Perwira Militer Indonesia ini Menolak Diberikan Gelar Pahlawan

0
FOTO: Alex Kawilarang (tengah) dan Soeharto (kanan). (Wikimedia Commons).
FOTO: Alex Kawilarang (tengah) dan Soeharto (kanan). (Wikimedia Commons).

LEGIONNEWS.COM – PADA paruh pertama 1990, Kolonel Inf. (Purn.) Alexander Evert Kawilarang mengalami sakit keras. Usianya memang sudah memasuki kepala tujuh. Hidupnya diperkirakan tidak lama lagi. Oleh karena itu, panitia negara buru-buru mengurus penyerahan Bintang Gerilya untuk Kawilarang. Seremoninya berlangsung di rumah sakit.

“Saya dengar ada beberapa orang yang dulu bawahan saya yang lapor kepada Presiden [Soeharto]. Ketika itu saya sakit keras, satu tahun di rumah sakit karena kanker. Dipikir ini orang sudah mau mati. Maka diberikan Bintang Gerilya. Jadi dapat Bintang Gerilya masih di rumah sakit,” kenang Kawilarang dalam majalah Mutiara, No. 838, 12–18 November 1996.

Sebagai pejuang Angkatan 45, tentulah Kawilarang layak menyandang penghargaan Bintang Gerilya. Ia juga diakui sebagai sesepuh TNI Angkatan Darat, khususnya sebagai pendiri pasukan komando cikal bakal Kopassus. Namun, keterlibatannya dalam pemberontakan Permesta di Sulawesi Utara pada paruh kedua 1950, membuat nama Kawilarang cemar. Setelah Permesta ditumpas pemerintah pusat, Kawilarang mendapat amnesti lalu diberhentikan dari ketentaraan. Sejak itu, jasa dan perjuangannya dalam Perang Kemerdekaan tereduksi dalam perjalanan sejarah.

Alex Kawilarang memulai karier militernya sebagai taruna Akademi Militer Kerajaan Belanda (KMA) di Bandung pada 1940. Alex seangkatan dengan Tahi Bonar Simatupang dan Abdul Haris Nasution yang kelak menjadi tokoh penting dalam kemiliteran Indonesia. Simatupang telah diangkat sebagai Pahlawan Nasional pada 2013.
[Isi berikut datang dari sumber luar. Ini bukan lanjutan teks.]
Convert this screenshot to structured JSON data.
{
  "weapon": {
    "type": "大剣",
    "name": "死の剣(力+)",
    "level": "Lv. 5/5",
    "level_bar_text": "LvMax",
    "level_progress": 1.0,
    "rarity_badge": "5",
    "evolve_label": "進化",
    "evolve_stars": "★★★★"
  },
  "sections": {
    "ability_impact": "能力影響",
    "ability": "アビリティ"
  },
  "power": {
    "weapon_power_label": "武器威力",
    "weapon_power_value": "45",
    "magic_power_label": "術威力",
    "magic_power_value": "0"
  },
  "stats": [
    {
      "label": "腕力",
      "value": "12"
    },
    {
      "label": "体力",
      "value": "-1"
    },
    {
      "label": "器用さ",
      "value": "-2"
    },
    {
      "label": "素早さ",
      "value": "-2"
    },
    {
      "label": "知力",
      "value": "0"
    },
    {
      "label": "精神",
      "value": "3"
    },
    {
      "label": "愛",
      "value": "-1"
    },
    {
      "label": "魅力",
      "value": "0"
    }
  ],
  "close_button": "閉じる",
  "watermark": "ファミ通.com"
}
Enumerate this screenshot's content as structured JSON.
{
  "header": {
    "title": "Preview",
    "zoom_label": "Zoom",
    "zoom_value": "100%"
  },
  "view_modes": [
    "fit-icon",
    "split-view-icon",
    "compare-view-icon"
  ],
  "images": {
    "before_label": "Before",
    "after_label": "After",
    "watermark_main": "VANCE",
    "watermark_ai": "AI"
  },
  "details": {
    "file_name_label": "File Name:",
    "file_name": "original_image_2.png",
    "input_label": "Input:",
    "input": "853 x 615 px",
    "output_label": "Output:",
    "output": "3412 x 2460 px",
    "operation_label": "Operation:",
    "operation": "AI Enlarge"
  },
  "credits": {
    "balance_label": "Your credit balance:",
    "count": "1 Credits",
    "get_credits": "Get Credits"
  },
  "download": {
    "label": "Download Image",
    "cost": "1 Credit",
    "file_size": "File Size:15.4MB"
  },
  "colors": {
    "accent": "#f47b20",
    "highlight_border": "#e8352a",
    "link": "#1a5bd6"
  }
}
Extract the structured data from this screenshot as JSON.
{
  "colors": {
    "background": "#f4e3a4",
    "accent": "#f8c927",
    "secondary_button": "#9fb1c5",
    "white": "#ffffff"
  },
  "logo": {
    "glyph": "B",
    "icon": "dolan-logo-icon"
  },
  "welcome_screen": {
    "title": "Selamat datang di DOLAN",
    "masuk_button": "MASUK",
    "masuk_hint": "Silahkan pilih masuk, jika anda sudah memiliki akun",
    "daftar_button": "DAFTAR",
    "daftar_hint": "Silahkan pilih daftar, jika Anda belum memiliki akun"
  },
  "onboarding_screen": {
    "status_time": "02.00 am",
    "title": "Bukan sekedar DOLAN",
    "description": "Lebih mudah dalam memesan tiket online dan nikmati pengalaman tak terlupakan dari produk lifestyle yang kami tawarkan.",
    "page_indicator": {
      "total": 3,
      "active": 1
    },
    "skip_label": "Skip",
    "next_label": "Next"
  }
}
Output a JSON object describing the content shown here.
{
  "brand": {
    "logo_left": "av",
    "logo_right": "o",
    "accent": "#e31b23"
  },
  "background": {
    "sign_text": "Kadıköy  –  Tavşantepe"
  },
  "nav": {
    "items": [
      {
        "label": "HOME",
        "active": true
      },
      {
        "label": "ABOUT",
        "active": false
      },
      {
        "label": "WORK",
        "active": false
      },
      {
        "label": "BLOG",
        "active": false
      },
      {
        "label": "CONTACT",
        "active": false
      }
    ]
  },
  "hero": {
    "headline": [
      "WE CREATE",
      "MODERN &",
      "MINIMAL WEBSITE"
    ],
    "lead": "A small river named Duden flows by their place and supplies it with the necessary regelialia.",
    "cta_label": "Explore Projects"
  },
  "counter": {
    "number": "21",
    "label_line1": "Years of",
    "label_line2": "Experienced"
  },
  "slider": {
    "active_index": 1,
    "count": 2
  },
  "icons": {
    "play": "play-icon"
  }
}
Dalam Perang Kemerdekaan Indonesia, Kawilarang menonjol sebagai perwira tempur yang terlibat dalam berbagai palagan. Berbeda dengan kedua rekannya, Simatupang dan Nasution yang lebih dikenal sebagai perwira intelektual. Pada 1946, Kawilarang menjabat komandan Resimen Infantri Bogor, kemudian komandan Brigade II Sukabumi. Pada 1948, putra Manado kelahiran Jatinegara, Batavia, 11 Februari 1920 ini menjabat komandan Brigade I/Siliwangi di Yogyakarta. Menjelang agresi militer Belanda kedua, Kawilarang ditunjuk sebagai komandan Sub Teritorium VII Sumatra Utara. Pada saat bertugas di Sumatra inilah Kawilarang berperan dalam menghentikan pertikaian antar komandan setempat, yakni Mayor Bedjo dan Mayor Liberty Malau.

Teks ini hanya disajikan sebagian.